2013-06-02 97 views
1

我是一名CUDA新手,第一次使用CUDA內核。 我有以下內核實現convloution(非常天真),與一個虛擬循環執行相同的元素在全局內存1000次計算(見下文)。問題是,在操作之後,結果矩陣中的某些單元格是錯誤的:從某個偏移量開始,值不是人們所期望的1000的倍數。 我的內核:CUDA atomicAdd()產生錯誤結果

__global__ void conv(float *input, float *kernel, float *target) 
{ 
    for (long i = 0; i <100; i++) 
    { 
     atomicAdd(target+gridDim.y*blockIdx.x+blockIdx.y,input[(blockIdx.x+threadIdx.x)*(blockDim.y+gridDim.y-1)+(blockIdx.y+threadIdx.y)]*kernel[threadIdx.x*blockDim.y+threadIdx.y]); 
    } 
} 

爲內核調用代碼如下:

float image[1024] = {0.0}; 
float kernel[] = 
{ 
    1.0f, 1.0f, 1.0f, 1.0f, 1.0f, 
    1.0f, 1.0f, 1.0f, 1.0f, 1.0f, 
    1.0f, 1.0f, 1.0f, 1.0f, 1.0f, 
    1.0f, 1.0f, 1.0f, 1.0f, 1.0f, 
    1.0f, 1.0f, 1.0f, 1.0f, 1.0f 
}; 

float res[784]={0}; 

for (int i = 0; i < 1024; i++) 
{ 
    image[i]=(float)i; 
} // Got 32x32 matrix 

cudaError_t cudaStatus = cudaSetDevice(0); 
if (cudaStatus != cudaSuccess) { 
    fprintf(stderr, "cudaSetDevice failed!

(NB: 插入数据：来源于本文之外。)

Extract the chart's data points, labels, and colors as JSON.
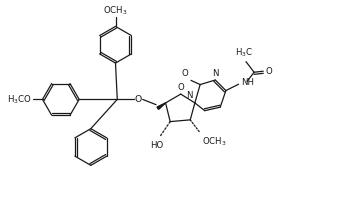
{
  "bg_color": "#ffffff",
  "line_color": "#1a1a1a",
  "line_width": 0.9,
  "font_size": 6.2,
  "figsize": [
    3.56,
    2.22
  ],
  "dpi": 100,
  "xlim": [
    0,
    10.0
  ],
  "ylim": [
    0,
    6.2
  ]
}
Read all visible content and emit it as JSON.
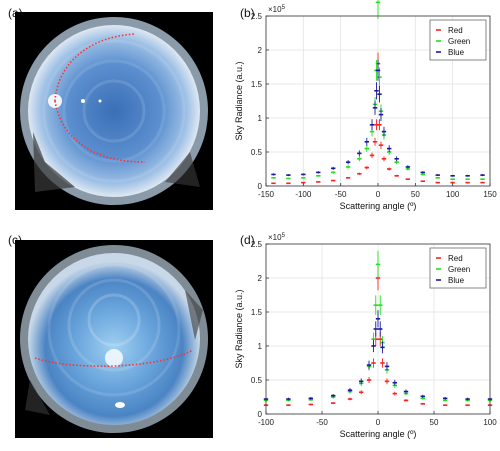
{
  "panels": {
    "a": {
      "label": "(a)"
    },
    "b": {
      "label": "(b)"
    },
    "c": {
      "label": "(c)"
    },
    "d": {
      "label": "(d)"
    }
  },
  "colors": {
    "red": "#ff2020",
    "green": "#20e020",
    "blue": "#1a1aa0"
  },
  "chart_data": [
    {
      "panel": "(b)",
      "type": "scatter",
      "xlabel": "Scattering angle (º)",
      "ylabel": "Sky Radiance (a.u.)",
      "exponent_label": "×10^5",
      "xlim": [
        -150,
        150
      ],
      "ylim": [
        0,
        2.5
      ],
      "xticks": [
        -150,
        -100,
        -50,
        0,
        50,
        100,
        150
      ],
      "yticks": [
        0,
        0.5,
        1,
        1.5,
        2,
        2.5
      ],
      "grid": true,
      "legend_position": "top-right",
      "series": [
        {
          "name": "Red",
          "x": [
            -140,
            -120,
            -100,
            -80,
            -60,
            -40,
            -25,
            -15,
            -8,
            -4,
            -2,
            0,
            2,
            4,
            8,
            15,
            25,
            40,
            60,
            80,
            100,
            120,
            140
          ],
          "y": [
            0.04,
            0.04,
            0.05,
            0.06,
            0.08,
            0.12,
            0.18,
            0.27,
            0.45,
            0.65,
            0.9,
            1.8,
            0.9,
            0.6,
            0.4,
            0.25,
            0.15,
            0.1,
            0.07,
            0.05,
            0.05,
            0.05,
            0.05
          ]
        },
        {
          "name": "Green",
          "x": [
            -140,
            -120,
            -100,
            -80,
            -60,
            -40,
            -25,
            -15,
            -8,
            -4,
            -2,
            0,
            2,
            4,
            8,
            15,
            25,
            40,
            60,
            80,
            100,
            120,
            140
          ],
          "y": [
            0.12,
            0.11,
            0.12,
            0.15,
            0.2,
            0.28,
            0.4,
            0.55,
            0.8,
            1.2,
            1.7,
            2.7,
            1.6,
            1.1,
            0.75,
            0.5,
            0.35,
            0.25,
            0.17,
            0.12,
            0.1,
            0.1,
            0.1
          ]
        },
        {
          "name": "Blue",
          "x": [
            -140,
            -120,
            -100,
            -80,
            -60,
            -40,
            -25,
            -15,
            -8,
            -4,
            -2,
            0,
            2,
            4,
            8,
            15,
            25,
            40,
            60,
            80,
            100,
            120,
            140
          ],
          "y": [
            0.17,
            0.16,
            0.17,
            0.2,
            0.26,
            0.35,
            0.48,
            0.65,
            0.9,
            1.15,
            1.4,
            1.7,
            1.35,
            1.05,
            0.8,
            0.55,
            0.4,
            0.28,
            0.2,
            0.16,
            0.15,
            0.15,
            0.16
          ]
        }
      ]
    },
    {
      "panel": "(d)",
      "type": "scatter",
      "xlabel": "Scattering angle (º)",
      "ylabel": "Sky Radiance (a.u.)",
      "exponent_label": "×10^5",
      "xlim": [
        -100,
        100
      ],
      "ylim": [
        0,
        2.5
      ],
      "xticks": [
        -100,
        -50,
        0,
        50,
        100
      ],
      "yticks": [
        0,
        0.5,
        1,
        1.5,
        2,
        2.5
      ],
      "grid": true,
      "legend_position": "top-right",
      "series": [
        {
          "name": "Red",
          "x": [
            -100,
            -80,
            -60,
            -40,
            -25,
            -15,
            -8,
            -4,
            -2,
            0,
            2,
            4,
            8,
            15,
            25,
            40,
            60,
            80,
            100
          ],
          "y": [
            0.13,
            0.13,
            0.14,
            0.16,
            0.22,
            0.32,
            0.5,
            0.75,
            1.1,
            2.0,
            1.1,
            0.75,
            0.48,
            0.3,
            0.2,
            0.15,
            0.13,
            0.13,
            0.13
          ]
        },
        {
          "name": "Green",
          "x": [
            -100,
            -80,
            -60,
            -40,
            -25,
            -15,
            -8,
            -4,
            -2,
            0,
            2,
            4,
            8,
            15,
            25,
            40,
            60,
            80,
            100
          ],
          "y": [
            0.2,
            0.2,
            0.21,
            0.25,
            0.33,
            0.45,
            0.7,
            1.1,
            1.6,
            2.2,
            1.6,
            1.05,
            0.65,
            0.42,
            0.3,
            0.23,
            0.2,
            0.2,
            0.2
          ]
        },
        {
          "name": "Blue",
          "x": [
            -100,
            -80,
            -60,
            -40,
            -25,
            -15,
            -8,
            -4,
            -2,
            0,
            2,
            4,
            8,
            15,
            25,
            40,
            60,
            80,
            100
          ],
          "y": [
            0.22,
            0.22,
            0.23,
            0.27,
            0.35,
            0.48,
            0.72,
            1.0,
            1.25,
            1.4,
            1.25,
            0.98,
            0.7,
            0.46,
            0.33,
            0.26,
            0.23,
            0.22,
            0.22
          ]
        }
      ]
    }
  ]
}
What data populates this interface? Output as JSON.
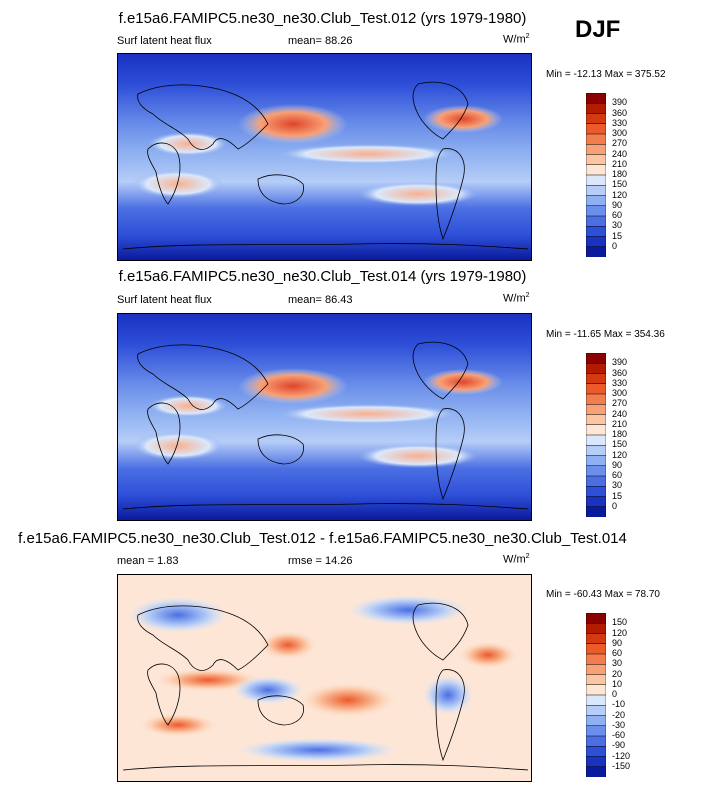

Do you have a CUDA-capable GPU installed?"); 
    exit (-1); 
} 

float *dev_image = 0; 
float *dev_kernel = 0; 
float *dev_res = 0; 

// Allocate GPU buffers for three vectors (two input, one output) . 
cudaStatus = cudaMalloc((void**)&dev_image, sizeof(image)); 
if (cudaStatus != cudaSuccess) { 
    fprintf(stderr, "cudaMalloc failed!"); 
    exit(-10); 
} 

cudaStatus = cudaMalloc((void**)&dev_kernel, sizeof(kernel)); 
if (cudaStatus != cudaSuccess) { 
    fprintf(stderr, "cudaMalloc failed!"); 
    exit(-10); 
} 

cudaStatus = cudaMalloc((void**)&dev_res, sizeof(res)); 
if (cudaStatus != cudaSuccess) { 
    fprintf(stderr, "cudaMalloc failed!"); 
    exit(-10); 
} 

cudaMemcpy(dev_image, image, sizeof(image), cudaMemcpyHostToDevice); 
cudaMemcpy(dev_kernel, kernel, sizeof(kernel), cudaMemcpyHostToDevice); 

cudaMemset(dev_res,0,sizeof(res)); 

    // Convloving 32x32 matrix with 5x5 kernel, getting 28x28 matrix as a result 
dim3 blocks(28,28,1); 
dim3 threads(5,5,1); 

for (int itr = 0; itr<10; itr++) 
{ 
    conv<<<blocks, threads>>>(dev_image,dev_kernel, dev_res); 
} 

cudaMemcpy(res, dev_res, sizeof(res), cudaMemcpyDeviceToHost); 

printf("res[0]=%f\n",res[0]); 

cudaFree(dev_kernel); 
cudaFree(dev_image); 
cudaFree(dev_res); 

exit (0); 

看來我處理的併發問題,所以它不應該是根本原因。我感謝任何幫助。

+0

您確定您的硬件支持原子操作嗎? –

+0

當循環迭代100次時,結果爲什麼會是1000的倍數? – Joe

+0

Joe:我運行內核10次,這是1000來自的地方。 –

回答

1

你正在做任意算術的float值和期待完美的準確性。

float值可以完美地存儲整數直到某個尾數。一旦我們超過這個價值,那麼浮動操作開始變得不準確。自然,結果中的值趨向於累積到最大的數字(那些趨近res陣列末尾的值)將首先顯示此效果。

讓我們在你的內核中調用循環計數的產物,並且圍繞內核的主代碼中的循環計數爲total_loops。對於高達700左右的total_loops值,我會得到「精確」的結果,也就是說,所有結果均可由total_loops整除。之後,隨着您逐漸增加total_loops,則錯誤開始蔓延,從res陣列的末尾開始。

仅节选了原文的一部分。